Sorry I can't be any more helpful, I do feel so sorry for you and your children.

nickschick · 18/01/2011 08:26

I dont live in a particularly nice area.

We too are having a shit time due to shit people Angry,this has meant my son (who has a disability) was arrested on Sunday for something he clearly didnt do.

All I can do is make sure my ds arent on their own at any time .....which means that at 10.30 last night I was in Tesco whilst ds1 chose some hair stuff and got an A4 pad for college.

(Yes he could have got them earlier could have even asked me to get them - but being 17 and knowing his friends hang out there - he wanted to go and unfortunately where they go I go-I know it sounds OTT and rubbish for ds's social life its only locally I have to do this and fortunately I know all their mates so Im accepted)

Shit though.

goodkarmaisrunninglate · 18/01/2011 17:22

goingroundthebend4 what you were offered is how my friend is living Sad
She is hanging onto her sanity by a thread and she is mentally stronger than me.
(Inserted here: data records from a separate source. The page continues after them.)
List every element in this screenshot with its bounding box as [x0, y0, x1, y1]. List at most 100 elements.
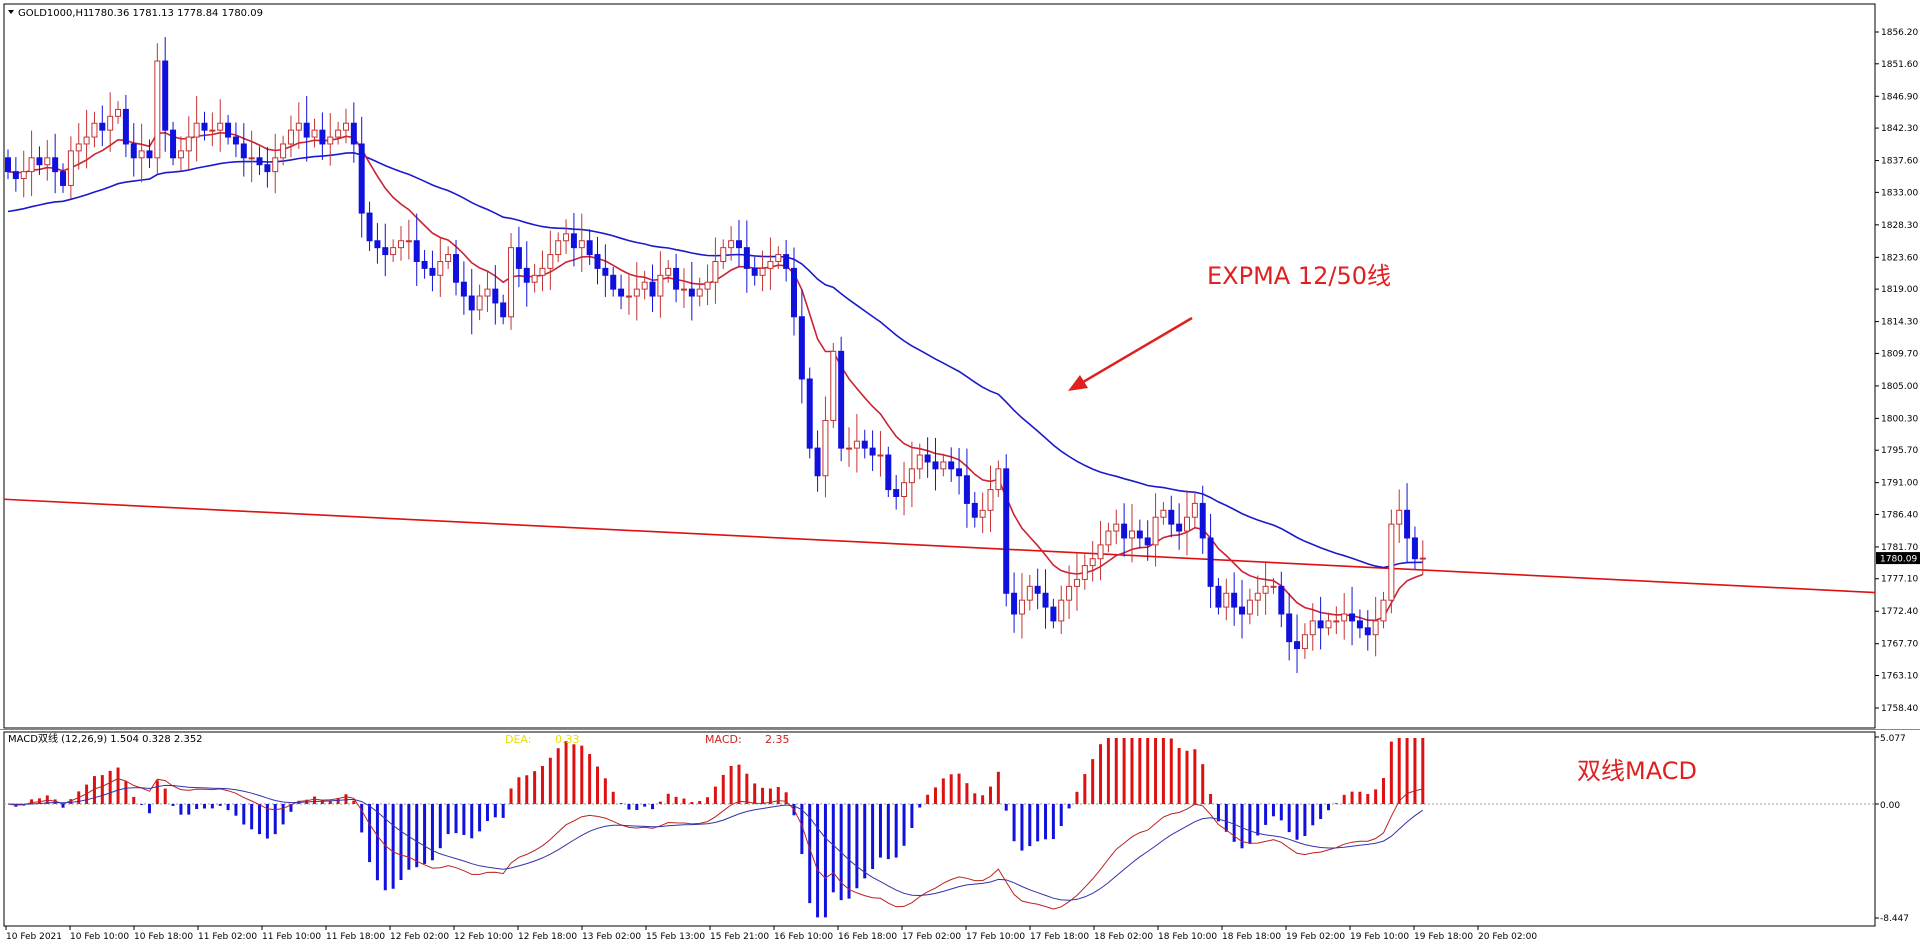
candle-body — [358, 143, 365, 214]
triangle-down-icon[interactable] — [8, 10, 14, 14]
candle-body — [217, 122, 224, 131]
candle-body — [83, 136, 90, 145]
ohlc-readout: 1780.36 1781.13 1778.84 1780.09 — [88, 8, 263, 19]
time-axis-label: 12 Feb 02:00 — [390, 932, 449, 942]
dea-value: 0.33 — [555, 733, 580, 746]
candle-body — [602, 267, 609, 276]
candle-body — [743, 247, 750, 269]
candle-body — [759, 267, 766, 276]
candle-body — [987, 489, 994, 511]
candle-body — [971, 502, 978, 518]
price-tick-label: 1786.40 — [1881, 510, 1918, 520]
candle-body — [91, 122, 98, 138]
candle-body — [232, 136, 239, 145]
candle-body — [586, 240, 593, 256]
candle-body — [280, 143, 287, 159]
candle-body — [484, 288, 491, 297]
candle-body — [1097, 544, 1104, 560]
price-panel-frame — [3, 3, 1876, 729]
candle-body — [885, 454, 892, 491]
candle-body — [12, 171, 19, 180]
time-axis-label: 17 Feb 18:00 — [1030, 932, 1089, 942]
candle-body — [44, 157, 51, 166]
time-axis-label: 15 Feb 21:00 — [710, 932, 769, 942]
candle-body — [979, 509, 986, 518]
candle-body — [185, 136, 192, 152]
candle-body — [398, 240, 404, 249]
signal-line — [7, 784, 1424, 901]
time-axis-label: 11 Feb 02:00 — [198, 932, 257, 942]
candle-body — [830, 350, 837, 421]
candle-body — [751, 267, 758, 276]
candle-body — [256, 157, 263, 166]
candle-body — [783, 254, 790, 269]
price-tick-label: 1814.30 — [1881, 318, 1918, 328]
candle-body — [1309, 620, 1316, 636]
price-tick-label: 1767.70 — [1881, 640, 1918, 650]
price-tick-label: 1781.70 — [1881, 543, 1918, 553]
candle-body — [963, 475, 970, 504]
candle-body — [201, 122, 208, 131]
macd-label: MACD: — [705, 733, 742, 746]
candle-body — [956, 468, 963, 477]
candle-body — [720, 247, 727, 262]
price-tick-label: 1772.40 — [1881, 607, 1918, 617]
candle-body — [1411, 537, 1418, 560]
candle-body — [1176, 523, 1183, 532]
candle-body — [445, 254, 452, 262]
candle-body — [146, 150, 153, 159]
time-axis-label: 20 Feb 02:00 — [1478, 932, 1537, 942]
time-axis-label: 15 Feb 13:00 — [646, 932, 705, 942]
candle-body — [1184, 516, 1190, 532]
candle-body — [641, 281, 648, 290]
candle-body — [390, 247, 397, 256]
candle-body — [1246, 599, 1253, 615]
candle-body — [1278, 585, 1285, 615]
candle-body — [1356, 620, 1363, 629]
candle-body — [437, 260, 444, 276]
candle-body — [60, 171, 67, 186]
trendline[interactable] — [3, 498, 1876, 594]
candle-body — [673, 267, 680, 290]
candle-body — [1396, 509, 1403, 525]
candle-body — [130, 143, 137, 159]
candle-body — [1144, 537, 1151, 546]
macd-tick-bottom: -8.447 — [1880, 914, 1909, 924]
candle-body — [453, 254, 460, 283]
time-axis-label: 18 Feb 18:00 — [1222, 932, 1281, 942]
candle-body — [492, 288, 499, 304]
candle-body — [193, 122, 200, 138]
candle-body — [1136, 530, 1143, 539]
candle-body — [1066, 585, 1073, 601]
candle-body — [1011, 592, 1018, 615]
price-tick-label: 1777.10 — [1881, 575, 1918, 585]
candle-body — [853, 440, 860, 449]
candle-body — [1003, 468, 1010, 594]
candle-body — [1294, 641, 1301, 650]
candle-body — [177, 150, 184, 159]
candle-body — [382, 247, 389, 256]
candle-body — [1341, 613, 1348, 622]
candle-body — [1018, 599, 1025, 615]
candle-body — [735, 240, 742, 249]
candle-body — [52, 157, 59, 173]
candle-body — [1372, 620, 1379, 636]
candle-body — [1058, 599, 1065, 622]
candle-body — [523, 267, 530, 283]
price-tick-label: 1795.70 — [1881, 446, 1918, 456]
macd-indicator-title[interactable]: MACD双线 (12,26,9) 1.504 0.328 2.352 — [8, 732, 203, 745]
candle-body — [657, 274, 664, 297]
candle-body — [688, 288, 695, 297]
candle-body — [1081, 565, 1088, 580]
candle-body — [1042, 592, 1049, 608]
candle-body — [908, 468, 915, 484]
price-tick-label: 1791.00 — [1881, 479, 1918, 489]
time-axis-label: 10 Feb 2021 — [6, 932, 62, 942]
dea-label: DEA: — [505, 733, 531, 746]
candle-body — [1262, 585, 1269, 594]
candle-body — [806, 378, 813, 449]
price-tick-label: 1851.60 — [1881, 60, 1918, 70]
candle-body — [1207, 537, 1214, 587]
candle-body — [1404, 509, 1411, 539]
We are in that catch 22 where private rent would cripple us but we'd not get housing benefit either.

kreecher yes, Housing Association. Have been on the swap list as long as the transfer list. 95% of tenants need to upsize and we are one of those.

Nickschick, one of ours spent 24 hours in police custody just before Christmas for being in the vicinity of the wrong people at the wrong time so I know how you feel.

It won't be forever one of my boys tells me. He reckons that most of these monsters will either be in jail or dead in the next couple of years. How sad that he sees that as the solution Sad

OP posts:
goingroundthebend4 · 18/01/2011 19:31

Goodkarma

I'm fortunate that Hb picks up some of the rent I top it of

I just could not live like that hats of to your friend for trying .I walked away with my kids and clothes plus toys left everything else there furniture the lot (house was broke into and stuff vandalised)

for me it was the right thing and for the kids .Was sad as we lived there for 11 years no problem trouble was all caused by my xh

Now he does not know where we are I cut myself of from everybody there so no one could accidentley betray my whereabouts

sharon2609 · 24/01/2011 18:34

Surely someone must stand up to these people. However,I know that's not always possible. How sad that we live in a society where innocent ,decent people are not able to live a safe life. It makes my blood boil. No help to you but I feel your desperation . Good luck.